Em 2025, a CP transportou 208,2 milhões de passageiros, com crescimento significativo nos comboios Regionais, InterRegionais e Intercidades.
A CP – Comboios de Portugal alcançou em 2025 um marco histórico, transportando 208,2 milhões de passageiros, o valor mais elevado deste século e um aumento de 10,6% face a 2024, equivalente a 19,9 milhões de viajantes adicionais.

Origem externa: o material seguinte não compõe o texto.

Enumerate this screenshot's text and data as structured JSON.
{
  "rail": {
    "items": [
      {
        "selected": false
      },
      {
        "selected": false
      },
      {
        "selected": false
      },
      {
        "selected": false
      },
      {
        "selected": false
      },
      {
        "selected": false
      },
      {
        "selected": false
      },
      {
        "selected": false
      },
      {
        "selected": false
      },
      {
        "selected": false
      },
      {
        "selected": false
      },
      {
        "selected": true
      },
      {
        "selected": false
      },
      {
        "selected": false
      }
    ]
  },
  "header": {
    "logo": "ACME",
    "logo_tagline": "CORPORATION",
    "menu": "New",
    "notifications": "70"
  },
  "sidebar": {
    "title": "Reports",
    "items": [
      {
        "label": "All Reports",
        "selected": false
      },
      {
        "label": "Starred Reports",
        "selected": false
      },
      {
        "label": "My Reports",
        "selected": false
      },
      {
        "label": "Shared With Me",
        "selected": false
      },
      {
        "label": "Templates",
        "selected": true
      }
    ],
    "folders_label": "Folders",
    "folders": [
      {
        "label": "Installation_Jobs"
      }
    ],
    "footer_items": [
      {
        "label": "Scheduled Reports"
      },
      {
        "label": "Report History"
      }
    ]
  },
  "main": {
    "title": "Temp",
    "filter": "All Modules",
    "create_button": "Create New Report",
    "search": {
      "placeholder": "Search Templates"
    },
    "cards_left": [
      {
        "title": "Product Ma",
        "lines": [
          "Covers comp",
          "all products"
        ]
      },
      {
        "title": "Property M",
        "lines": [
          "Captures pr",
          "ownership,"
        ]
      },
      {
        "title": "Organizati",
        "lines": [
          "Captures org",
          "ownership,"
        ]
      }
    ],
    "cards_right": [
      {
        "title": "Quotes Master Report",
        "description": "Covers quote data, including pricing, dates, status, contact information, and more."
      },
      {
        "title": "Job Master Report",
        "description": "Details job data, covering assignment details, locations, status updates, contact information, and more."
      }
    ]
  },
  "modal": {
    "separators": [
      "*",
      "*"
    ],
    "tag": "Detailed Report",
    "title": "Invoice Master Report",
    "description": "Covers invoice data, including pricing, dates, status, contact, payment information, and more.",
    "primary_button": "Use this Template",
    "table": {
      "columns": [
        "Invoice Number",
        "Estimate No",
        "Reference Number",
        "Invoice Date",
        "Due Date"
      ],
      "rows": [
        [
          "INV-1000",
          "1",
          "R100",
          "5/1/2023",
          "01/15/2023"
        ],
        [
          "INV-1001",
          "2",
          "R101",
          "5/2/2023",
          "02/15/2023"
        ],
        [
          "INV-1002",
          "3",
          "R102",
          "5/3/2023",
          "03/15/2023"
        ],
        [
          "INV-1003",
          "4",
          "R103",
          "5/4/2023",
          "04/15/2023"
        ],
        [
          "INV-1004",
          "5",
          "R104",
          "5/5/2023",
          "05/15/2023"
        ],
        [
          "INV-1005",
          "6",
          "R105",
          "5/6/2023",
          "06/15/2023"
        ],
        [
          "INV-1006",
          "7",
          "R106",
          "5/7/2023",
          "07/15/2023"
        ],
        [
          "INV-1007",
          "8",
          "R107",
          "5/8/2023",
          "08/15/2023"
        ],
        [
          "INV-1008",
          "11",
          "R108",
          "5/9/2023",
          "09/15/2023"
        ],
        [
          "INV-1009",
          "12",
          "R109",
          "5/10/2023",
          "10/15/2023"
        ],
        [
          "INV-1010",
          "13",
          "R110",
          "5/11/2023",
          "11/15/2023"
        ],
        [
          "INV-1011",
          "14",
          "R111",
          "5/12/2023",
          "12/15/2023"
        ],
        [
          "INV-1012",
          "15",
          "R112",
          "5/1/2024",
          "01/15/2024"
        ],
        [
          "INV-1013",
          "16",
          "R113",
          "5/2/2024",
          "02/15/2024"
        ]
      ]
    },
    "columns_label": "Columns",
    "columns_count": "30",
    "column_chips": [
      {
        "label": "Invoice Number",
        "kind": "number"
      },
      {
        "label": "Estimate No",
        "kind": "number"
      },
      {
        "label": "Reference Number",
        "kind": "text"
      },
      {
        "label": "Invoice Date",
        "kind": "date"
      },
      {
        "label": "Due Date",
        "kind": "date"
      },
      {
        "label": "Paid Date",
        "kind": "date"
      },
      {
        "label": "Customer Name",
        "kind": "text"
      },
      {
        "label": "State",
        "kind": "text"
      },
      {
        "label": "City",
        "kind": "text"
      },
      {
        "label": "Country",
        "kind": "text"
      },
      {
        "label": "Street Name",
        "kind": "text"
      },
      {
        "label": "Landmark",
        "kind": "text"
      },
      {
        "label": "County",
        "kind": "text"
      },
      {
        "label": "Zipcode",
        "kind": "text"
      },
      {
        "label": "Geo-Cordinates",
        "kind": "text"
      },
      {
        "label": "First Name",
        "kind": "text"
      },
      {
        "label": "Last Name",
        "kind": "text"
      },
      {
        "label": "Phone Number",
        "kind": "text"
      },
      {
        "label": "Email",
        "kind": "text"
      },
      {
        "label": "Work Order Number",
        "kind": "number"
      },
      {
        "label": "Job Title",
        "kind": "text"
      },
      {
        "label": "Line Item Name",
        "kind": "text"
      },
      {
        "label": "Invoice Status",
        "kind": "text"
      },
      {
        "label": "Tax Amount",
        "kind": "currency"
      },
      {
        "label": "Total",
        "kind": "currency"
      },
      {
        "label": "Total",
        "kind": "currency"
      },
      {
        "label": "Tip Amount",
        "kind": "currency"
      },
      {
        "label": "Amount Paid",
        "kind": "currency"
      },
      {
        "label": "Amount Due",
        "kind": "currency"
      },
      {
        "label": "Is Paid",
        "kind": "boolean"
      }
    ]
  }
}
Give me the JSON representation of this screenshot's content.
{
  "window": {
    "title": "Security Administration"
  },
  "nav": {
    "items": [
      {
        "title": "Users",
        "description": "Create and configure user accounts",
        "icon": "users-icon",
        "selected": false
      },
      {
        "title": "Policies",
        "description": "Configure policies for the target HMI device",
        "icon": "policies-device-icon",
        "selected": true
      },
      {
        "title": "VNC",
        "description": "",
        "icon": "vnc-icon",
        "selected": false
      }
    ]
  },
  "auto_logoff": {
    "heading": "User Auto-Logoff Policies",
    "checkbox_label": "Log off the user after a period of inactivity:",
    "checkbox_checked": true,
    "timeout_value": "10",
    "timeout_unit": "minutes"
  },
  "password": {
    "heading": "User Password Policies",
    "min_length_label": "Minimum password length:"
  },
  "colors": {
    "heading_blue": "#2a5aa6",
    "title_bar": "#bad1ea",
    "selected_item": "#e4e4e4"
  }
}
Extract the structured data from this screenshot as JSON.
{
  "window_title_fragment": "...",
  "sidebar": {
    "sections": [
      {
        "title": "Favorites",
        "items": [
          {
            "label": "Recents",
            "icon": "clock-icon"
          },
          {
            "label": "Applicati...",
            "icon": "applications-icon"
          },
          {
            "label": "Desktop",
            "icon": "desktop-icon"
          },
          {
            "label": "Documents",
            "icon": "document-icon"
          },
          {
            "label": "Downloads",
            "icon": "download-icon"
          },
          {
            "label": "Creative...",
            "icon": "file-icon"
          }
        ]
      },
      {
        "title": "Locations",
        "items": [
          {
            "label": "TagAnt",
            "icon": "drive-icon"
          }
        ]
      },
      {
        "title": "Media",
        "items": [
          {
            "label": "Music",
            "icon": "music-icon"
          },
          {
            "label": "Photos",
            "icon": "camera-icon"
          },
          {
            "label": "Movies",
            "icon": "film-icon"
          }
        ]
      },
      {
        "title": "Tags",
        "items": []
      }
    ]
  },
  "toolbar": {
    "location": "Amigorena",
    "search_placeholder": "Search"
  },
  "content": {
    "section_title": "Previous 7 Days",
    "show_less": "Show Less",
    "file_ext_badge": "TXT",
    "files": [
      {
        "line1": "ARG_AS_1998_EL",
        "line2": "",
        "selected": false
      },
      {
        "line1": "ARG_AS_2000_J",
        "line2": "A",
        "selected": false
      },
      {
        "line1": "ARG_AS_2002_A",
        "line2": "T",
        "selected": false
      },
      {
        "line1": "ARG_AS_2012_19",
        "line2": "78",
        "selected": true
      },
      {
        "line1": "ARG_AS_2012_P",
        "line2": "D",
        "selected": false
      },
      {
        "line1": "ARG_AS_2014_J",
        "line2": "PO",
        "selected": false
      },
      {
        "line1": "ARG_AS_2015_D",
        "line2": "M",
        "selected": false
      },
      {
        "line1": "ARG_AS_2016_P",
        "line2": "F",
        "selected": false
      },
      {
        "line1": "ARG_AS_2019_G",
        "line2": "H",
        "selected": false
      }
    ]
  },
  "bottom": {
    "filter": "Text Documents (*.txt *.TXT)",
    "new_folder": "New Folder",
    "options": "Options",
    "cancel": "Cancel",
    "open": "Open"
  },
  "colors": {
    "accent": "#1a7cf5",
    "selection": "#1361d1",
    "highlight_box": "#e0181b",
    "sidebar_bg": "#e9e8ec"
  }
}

O crescimento mais expressivo ocorreu nos comboios Regionais e InterRegionais, que passaram de 15,3 para 31,7 milhões de passageiros, registando um aumento de 107,1%. Os Intercidades também registaram uma subida significativa, com 5,4 milhões de passageiros, mais 1,8 milhões do que no ano anterior, enquanto os serviços Urbanos do Porto aumentaram cerca de 15,8%, totalizando 27,6 milhões de passageiros, impulsionados em parte pela reativação da Linha de Leixões. Os Alfa Pendular mantiveram-se estáveis, com procura crescente e elevada adesão por parte dos viajantes.
O Passe Ferroviário Verde, em vigor desde outubro de 2024, já contabiliza 780.000 assinaturas e mais de 3 milhões de reservas nos Intercidades, das quais 704.000 assinaturas e 2,7 milhões de reservas ocorreram apenas em 2025.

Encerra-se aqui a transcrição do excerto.